Note: there’s probably a cleaner way of collating this dynamically, but I didn’t have much luck :(

locals {
  k8s_server = "${zipmap("${proxmox_vm_qemu.k8s_server.*.name}", "${proxmox_vm_qemu.k8s_server.*.ipconfig0}")}"
  k8s_agent  = "${zipmap("${proxmox_vm_qemu.k8s_agent.*.name}", "${proxmox_vm_qemu.k8s_agent.*.ipconfig0}")}"
  storage    = "${zipmap("${proxmox_vm_qemu.storage.*.name}", "${proxmox_vm_qemu.storage.*.ipconfig0}")}"
  puppet     = "${zipmap("${proxmox_vm_qemu.puppet.*.name}", "${proxmox_vm_qemu.puppet.*.ipconfig0}")}"

}

output "servers" {
  value = "${merge("${local.k8s_server}", "${local.k8s_agent}", "${local.storage}", "${local.puppet}")}"
}

providers.tf

This file tells Terraform what providers we’ll be using, where we will pass in the credentials as a variable from the variables.tf file.

provider "proxmox" {
  pm_parallel     = 1
  pm_tls_insecure = true
  pm_api_url      = var.pm_api_url
  pm_user         = var.pm_user
}

variables.tf

This file lets us state the expected input variables to allow passing this in from command line or set defaults. We’ll set defaults for everything but the password which we’ll export as the environment variable PM_PASS (e.g. export PM_PASS="<Your Proxmox Password>").

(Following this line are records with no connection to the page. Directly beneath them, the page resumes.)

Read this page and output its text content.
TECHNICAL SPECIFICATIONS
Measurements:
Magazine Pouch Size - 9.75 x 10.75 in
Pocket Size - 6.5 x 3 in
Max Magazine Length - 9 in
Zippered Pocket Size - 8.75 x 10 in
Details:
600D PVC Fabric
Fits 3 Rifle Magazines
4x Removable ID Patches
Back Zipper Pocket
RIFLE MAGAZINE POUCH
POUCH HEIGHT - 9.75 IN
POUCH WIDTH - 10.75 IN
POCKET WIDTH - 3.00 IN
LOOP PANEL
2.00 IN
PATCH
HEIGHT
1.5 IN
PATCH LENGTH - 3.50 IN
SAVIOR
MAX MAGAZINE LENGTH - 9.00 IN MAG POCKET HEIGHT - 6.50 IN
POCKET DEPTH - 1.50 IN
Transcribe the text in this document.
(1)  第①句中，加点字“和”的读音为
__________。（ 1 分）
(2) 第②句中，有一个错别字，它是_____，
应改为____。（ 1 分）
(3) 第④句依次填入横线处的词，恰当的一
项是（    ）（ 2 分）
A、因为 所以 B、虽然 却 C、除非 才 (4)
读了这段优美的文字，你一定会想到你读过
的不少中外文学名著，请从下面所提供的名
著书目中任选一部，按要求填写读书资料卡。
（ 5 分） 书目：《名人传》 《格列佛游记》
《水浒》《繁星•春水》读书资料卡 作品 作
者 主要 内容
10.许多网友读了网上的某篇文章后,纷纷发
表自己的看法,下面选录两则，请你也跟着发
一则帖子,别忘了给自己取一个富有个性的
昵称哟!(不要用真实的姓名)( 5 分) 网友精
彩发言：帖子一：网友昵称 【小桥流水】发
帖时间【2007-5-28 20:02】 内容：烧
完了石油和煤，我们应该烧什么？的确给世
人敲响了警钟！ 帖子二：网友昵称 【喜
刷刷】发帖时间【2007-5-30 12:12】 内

# ---------------------------------------------------------------------------------------------------------------------
# ENVIRONMENT VARIABLES
# Define these secrets as environment variables
# ---------------------------------------------------------------------------------------------------------------------

# PM_PASS # Proxmox password

# ---------------------------------------------------------------------------------------------------------------------
# OPTIONAL PARAMETERS
# ---------------------------------------------------------------------------------------------------------------------

variable "pm_api_url" {
  default = "https://<PROXMOX IP>:8006/api2/json"
}

variable "pm_user" {
  default = "[email protected]"
}

variable "cloudinit_template" {
  default = "centos-8-cloudinit-template" # This should match name of template from Part 1
}

variable "target_node" {
  default = "<PROXMOX HOSTNAME>"
}

variable "ssh_key" {
  default = "<YOUR PUBLIC SSH KEY>"
}

Testing it works (optional)

Since we’ll be using Puppet Bolt to drive the provisioning process this step can be skipped, but if you’re wanting to stop at this point you just need to initialize Terraform and run the plan to confirm it is as expected, and/or applying it.

terraform init
terraform plan

# Extra optional
terraform apply # to actually provision using Terraform use this

Note: If you decide on doing the following, you should remove it afterwards with terraform destroy to later test having Puppet Bolt do this step.

Conclusion

So that’s it for this part. In this guide we defined our infrastructure setup as well as any dependencies for Terraform to provision this, which will be continued in the next part (Part 3) by using Puppet Bolt to run this logic and setup the base configuration management requirements.